Gregory the Great (540-604) “was the marvelous administrator and under him the church became ever more efficient in an everyday, worldly sense.”“Gregory centralized and reformed the papal administration, elevated the status of priests, expanded the Church’s care for the poor and distressed (Tarnas, 477).” His one of the influential idea was ‘the seven deadly sins. The seven sins were set out on a scale of increasing seriousness: lust, gluttony, avarice, sloth, wrath, envy, pride. “A highly popular pope and widely venerated in his own lifetime, Gregory sought to make the Christian faith more comprehensible to the masses of uneducated Europeans by reforming the Mass and by popularizing miracles and the doctrine of purgatory (477).”

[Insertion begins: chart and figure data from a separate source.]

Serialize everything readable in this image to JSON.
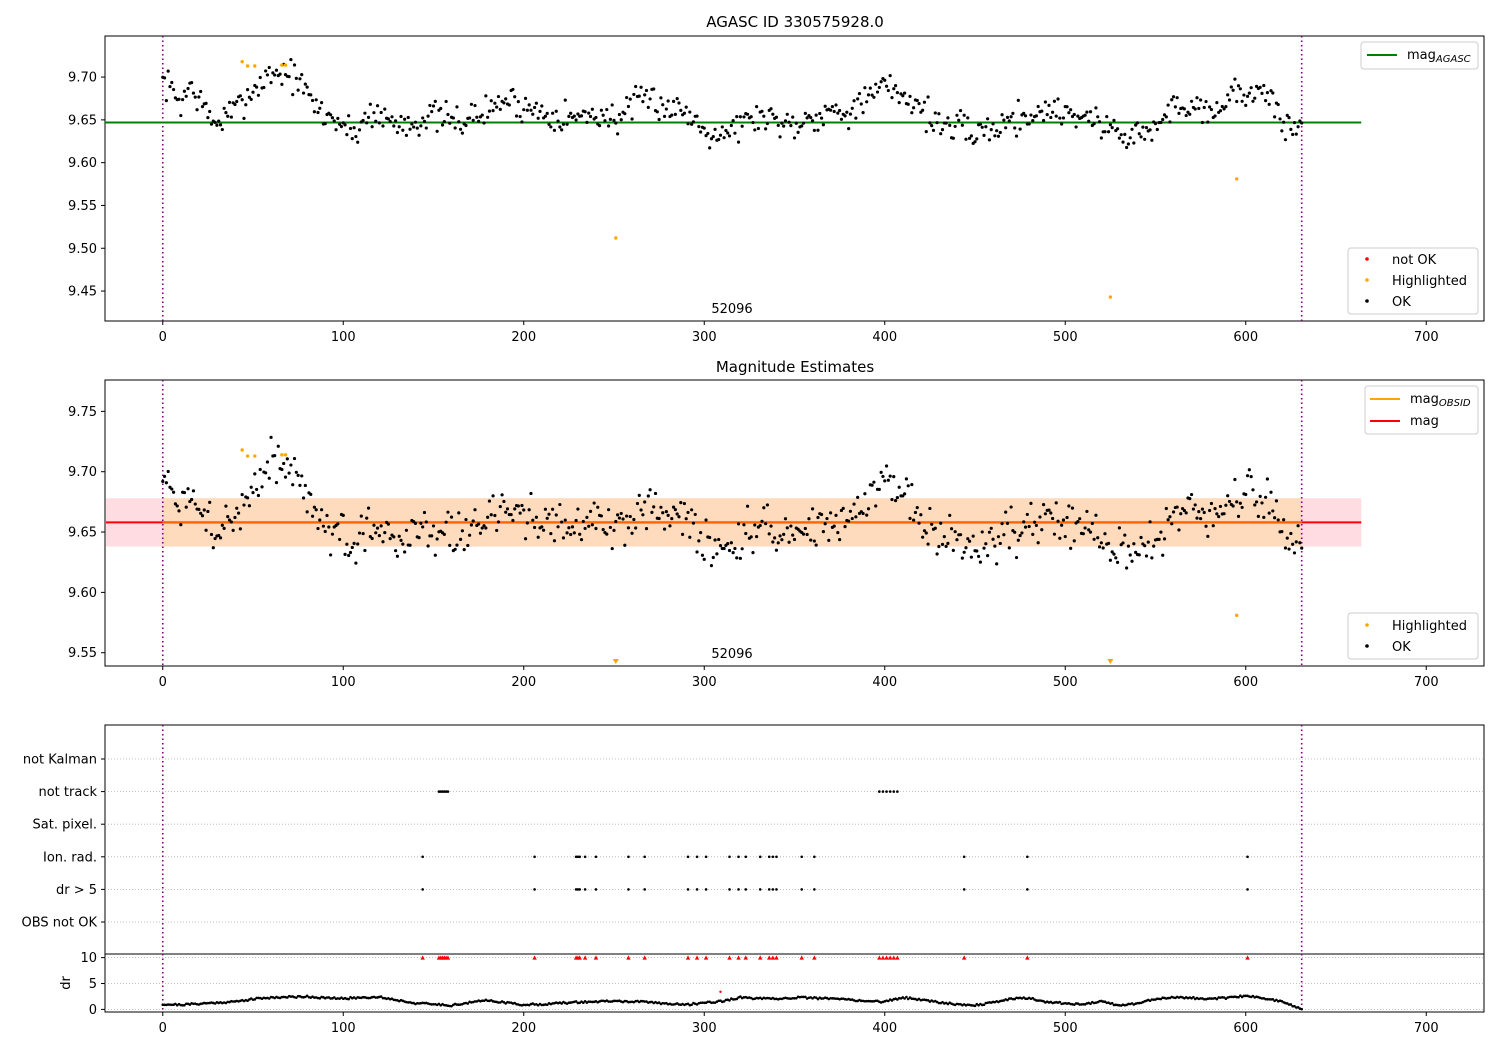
{
  "chart_data": [
    {
      "type": "scatter",
      "title": "AGASC ID 330575928.0",
      "annotation": "52096",
      "xlim": [
        -32,
        732
      ],
      "ylim": [
        9.415,
        9.748
      ],
      "x_ticks": [
        0,
        100,
        200,
        300,
        400,
        500,
        600,
        700
      ],
      "y_ticks": [
        "9.45",
        "9.50",
        "9.55",
        "9.60",
        "9.65",
        "9.70"
      ],
      "obs_boundaries": [
        0,
        631
      ],
      "agasc_mag": 9.647,
      "colors": {
        "ok": "#000000",
        "highlighted": "#ffa500",
        "not_ok": "#ff0000",
        "agasc_line": "#008000",
        "boundary": "#800080"
      },
      "legend_top": [
        {
          "label": "mag",
          "sub": "AGASC",
          "color": "#008000"
        }
      ],
      "legend_bottom": [
        {
          "label": "not OK",
          "color": "#ff0000"
        },
        {
          "label": "Highlighted",
          "color": "#ffa500"
        },
        {
          "label": "OK",
          "color": "#000000"
        }
      ],
      "legend_placement": [
        "upper right",
        "lower right"
      ],
      "ok_anchors": [
        [
          0,
          9.695
        ],
        [
          5,
          9.685
        ],
        [
          10,
          9.67
        ],
        [
          15,
          9.69
        ],
        [
          20,
          9.675
        ],
        [
          25,
          9.655
        ],
        [
          30,
          9.645
        ],
        [
          35,
          9.655
        ],
        [
          40,
          9.66
        ],
        [
          45,
          9.675
        ],
        [
          50,
          9.685
        ],
        [
          55,
          9.695
        ],
        [
          60,
          9.705
        ],
        [
          65,
          9.705
        ],
        [
          70,
          9.705
        ],
        [
          75,
          9.695
        ],
        [
          80,
          9.68
        ],
        [
          85,
          9.665
        ],
        [
          90,
          9.655
        ],
        [
          95,
          9.652
        ],
        [
          100,
          9.645
        ],
        [
          105,
          9.632
        ],
        [
          110,
          9.645
        ],
        [
          115,
          9.66
        ],
        [
          120,
          9.655
        ],
        [
          130,
          9.645
        ],
        [
          140,
          9.648
        ],
        [
          150,
          9.655
        ],
        [
          160,
          9.648
        ],
        [
          170,
          9.652
        ],
        [
          180,
          9.66
        ],
        [
          190,
          9.675
        ],
        [
          200,
          9.665
        ],
        [
          210,
          9.66
        ],
        [
          220,
          9.655
        ],
        [
          230,
          9.652
        ],
        [
          240,
          9.658
        ],
        [
          250,
          9.65
        ],
        [
          260,
          9.665
        ],
        [
          270,
          9.675
        ],
        [
          280,
          9.665
        ],
        [
          290,
          9.66
        ],
        [
          300,
          9.64
        ],
        [
          310,
          9.635
        ],
        [
          320,
          9.645
        ],
        [
          330,
          9.655
        ],
        [
          340,
          9.65
        ],
        [
          350,
          9.645
        ],
        [
          360,
          9.655
        ],
        [
          370,
          9.66
        ],
        [
          380,
          9.662
        ],
        [
          390,
          9.672
        ],
        [
          400,
          9.69
        ],
        [
          410,
          9.68
        ],
        [
          420,
          9.665
        ],
        [
          430,
          9.645
        ],
        [
          440,
          9.64
        ],
        [
          450,
          9.635
        ],
        [
          460,
          9.64
        ],
        [
          470,
          9.65
        ],
        [
          480,
          9.655
        ],
        [
          490,
          9.662
        ],
        [
          500,
          9.66
        ],
        [
          510,
          9.655
        ],
        [
          520,
          9.645
        ],
        [
          530,
          9.635
        ],
        [
          540,
          9.632
        ],
        [
          550,
          9.64
        ],
        [
          560,
          9.665
        ],
        [
          570,
          9.67
        ],
        [
          580,
          9.66
        ],
        [
          590,
          9.675
        ],
        [
          600,
          9.685
        ],
        [
          610,
          9.68
        ],
        [
          615,
          9.665
        ],
        [
          620,
          9.65
        ],
        [
          625,
          9.64
        ],
        [
          631,
          9.645
        ]
      ],
      "ok_scatter": 0.013,
      "ok_seed": 7,
      "highlighted_points": [
        [
          44,
          9.718
        ],
        [
          47,
          9.713
        ],
        [
          51,
          9.713
        ],
        [
          66,
          9.714
        ],
        [
          68,
          9.714
        ],
        [
          251,
          9.512
        ],
        [
          525,
          9.443
        ],
        [
          595,
          9.581
        ]
      ]
    },
    {
      "type": "scatter",
      "title": "Magnitude Estimates",
      "annotation": "52096",
      "xlim": [
        -32,
        732
      ],
      "ylim": [
        9.539,
        9.776
      ],
      "x_ticks": [
        0,
        100,
        200,
        300,
        400,
        500,
        600,
        700
      ],
      "y_ticks": [
        "9.55",
        "9.60",
        "9.65",
        "9.70",
        "9.75"
      ],
      "obs_boundaries": [
        0,
        631
      ],
      "mag": 9.658,
      "mag_obsid": 9.658,
      "band_outer": [
        9.638,
        9.678
      ],
      "band_inner": [
        9.638,
        9.678
      ],
      "band_x": [
        -32,
        664
      ],
      "colors": {
        "ok": "#000000",
        "highlighted": "#ffa500",
        "mag_line": "#ff0000",
        "mag_obsid_line": "#ffa500",
        "band_outer": "#ffc0cb",
        "band_inner": "#ffdab9",
        "boundary": "#800080"
      },
      "legend_top": [
        {
          "label": "mag",
          "sub": "OBSID",
          "color": "#ffa500"
        },
        {
          "label": "mag",
          "sub": "",
          "color": "#ff0000"
        }
      ],
      "legend_bottom": [
        {
          "label": "Highlighted",
          "color": "#ffa500"
        },
        {
          "label": "OK",
          "color": "#000000"
        }
      ],
      "legend_placement": [
        "upper right",
        "lower right"
      ],
      "highlighted_points": [
        [
          44,
          9.718
        ],
        [
          47,
          9.713
        ],
        [
          51,
          9.713
        ],
        [
          66,
          9.714
        ],
        [
          68,
          9.714
        ],
        [
          595,
          9.581
        ]
      ],
      "below_range_markers": [
        251,
        525
      ]
    },
    {
      "type": "scatter",
      "xlim": [
        -32,
        732
      ],
      "categories": [
        "not Kalman",
        "not track",
        "Sat. pixel.",
        "Ion. rad.",
        "dr > 5",
        "OBS not OK"
      ],
      "flag_points": {
        "not track": [
          153,
          154,
          155,
          156,
          157,
          158,
          397,
          399,
          401,
          403,
          405,
          407
        ],
        "Ion. rad.": [
          144,
          206,
          229,
          230,
          231,
          234,
          240,
          258,
          267,
          291,
          296,
          301,
          314,
          319,
          323,
          331,
          336,
          338,
          340,
          354,
          361,
          444,
          479,
          601
        ],
        "dr > 5": [
          144,
          206,
          229,
          230,
          231,
          234,
          240,
          258,
          267,
          291,
          296,
          301,
          314,
          319,
          323,
          331,
          336,
          338,
          340,
          354,
          361,
          444,
          479,
          601
        ]
      },
      "obs_boundaries": [
        0,
        631
      ],
      "colors": {
        "point": "#000000",
        "grid": "#b0b0b0",
        "boundary": "#800080"
      }
    },
    {
      "type": "scatter",
      "ylabel": "dr",
      "xlim": [
        -32,
        732
      ],
      "ylim": [
        -0.5,
        10.7
      ],
      "x_ticks": [
        0,
        100,
        200,
        300,
        400,
        500,
        600,
        700
      ],
      "y_ticks": [
        "0",
        "5",
        "10"
      ],
      "obs_boundaries": [
        0,
        631
      ],
      "outlier_markers_at": 10,
      "outlier_x": [
        144,
        153,
        154,
        155,
        156,
        157,
        158,
        206,
        229,
        230,
        231,
        234,
        240,
        258,
        267,
        291,
        296,
        301,
        314,
        319,
        323,
        331,
        336,
        338,
        340,
        354,
        361,
        397,
        399,
        401,
        403,
        405,
        407,
        444,
        479,
        601
      ],
      "dr_anchors": [
        [
          0,
          1.0
        ],
        [
          10,
          0.9
        ],
        [
          20,
          1.1
        ],
        [
          30,
          1.3
        ],
        [
          40,
          1.5
        ],
        [
          50,
          2.0
        ],
        [
          60,
          2.3
        ],
        [
          70,
          2.4
        ],
        [
          80,
          2.5
        ],
        [
          90,
          2.2
        ],
        [
          100,
          2.1
        ],
        [
          110,
          2.3
        ],
        [
          120,
          2.4
        ],
        [
          130,
          1.8
        ],
        [
          140,
          1.2
        ],
        [
          150,
          1.0
        ],
        [
          160,
          0.8
        ],
        [
          170,
          1.3
        ],
        [
          180,
          1.8
        ],
        [
          190,
          1.3
        ],
        [
          200,
          0.9
        ],
        [
          210,
          1.0
        ],
        [
          220,
          1.2
        ],
        [
          230,
          1.4
        ],
        [
          240,
          1.5
        ],
        [
          250,
          1.6
        ],
        [
          260,
          1.5
        ],
        [
          270,
          1.4
        ],
        [
          280,
          1.1
        ],
        [
          290,
          0.9
        ],
        [
          300,
          1.3
        ],
        [
          310,
          1.6
        ],
        [
          320,
          2.3
        ],
        [
          330,
          2.1
        ],
        [
          340,
          2.0
        ],
        [
          350,
          2.3
        ],
        [
          360,
          2.2
        ],
        [
          370,
          2.1
        ],
        [
          380,
          1.9
        ],
        [
          390,
          1.6
        ],
        [
          400,
          1.5
        ],
        [
          410,
          2.3
        ],
        [
          420,
          1.9
        ],
        [
          430,
          1.4
        ],
        [
          440,
          1.0
        ],
        [
          450,
          0.8
        ],
        [
          460,
          1.3
        ],
        [
          470,
          2.1
        ],
        [
          480,
          2.2
        ],
        [
          490,
          1.4
        ],
        [
          500,
          1.2
        ],
        [
          510,
          0.9
        ],
        [
          520,
          1.7
        ],
        [
          530,
          0.7
        ],
        [
          540,
          1.2
        ],
        [
          550,
          2.0
        ],
        [
          560,
          2.4
        ],
        [
          570,
          2.2
        ],
        [
          580,
          2.1
        ],
        [
          590,
          2.2
        ],
        [
          600,
          2.6
        ],
        [
          610,
          2.2
        ],
        [
          620,
          1.5
        ],
        [
          625,
          0.8
        ],
        [
          631,
          0.2
        ]
      ],
      "dr_outliers": [
        [
          309,
          3.4
        ]
      ],
      "colors": {
        "point": "#000000",
        "outlier": "#ff0000",
        "grid": "#b0b0b0",
        "boundary": "#800080"
      }
    }
  ]
}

It is increasingly accepted among scholars that “at the end of the 1st century AD there were not yet two separate religions called ‘Judaism’ and ‘Christianity’ (Goldenberg, 2002). “Christianity had been a separate religion since the time of Paul (Watson, 222)”, and spread rapidly to the other parts of the empire under his leadership. “By the end of the fourth century, Christianity had become the official state religion of the Roman Empire (Tarnas, 89).” But the conversion of the empire from dominant pagan to Christian was not easy task. Christian had to bear torture at first, they tolerated, and then crucifixion for their new system of belief.
“Paganism dominated the Roman Empire until the fourth century (Viola and Barna, 41)”, but “between 380 and 450 paganism shrank fast (Watson, 241).”The turning point came in the early fourth century when the Roman emperor Constantine convert himself a Christian. “He committed himself and his imperial power to Christianity’s propagation (Tarnas, 890.”
The first-century Christians were opposed to the world’s systems and avoided any contact with paganism. “This all changed during the fourth century when the church emerged as a public institution in the world and began to absorb and Christianize pagan religious ideas and practices (Viola and Barna, 61).” In this way the pagan ideas/scholarship were denied at first but later they were assimilated and incorporated by Christianity.
Goldenberg, Robert .Review of Dying for God: Martyrdom and the Making of Christianity and Judaism by Daniel Boyarin. JSTOR 92.3-4 (2002): 58.http://www.jstor.org/. Web. 16 May 2014.
Tarnas, Richard. The Passion of the Western Mind: understanding the ideas that have shaped our world view. London: Pimlico, 1996. Print.
Viola, Trank and Barna, George. Pagan Christianity? Exploring the Roots of Our Church Practices.New York:Tyndale House Publishers, 2008. Print.
Watson, Peter. Ideas: a history of thought and invention, from fire to Freud. New York: HarperCollins, 2005. Print.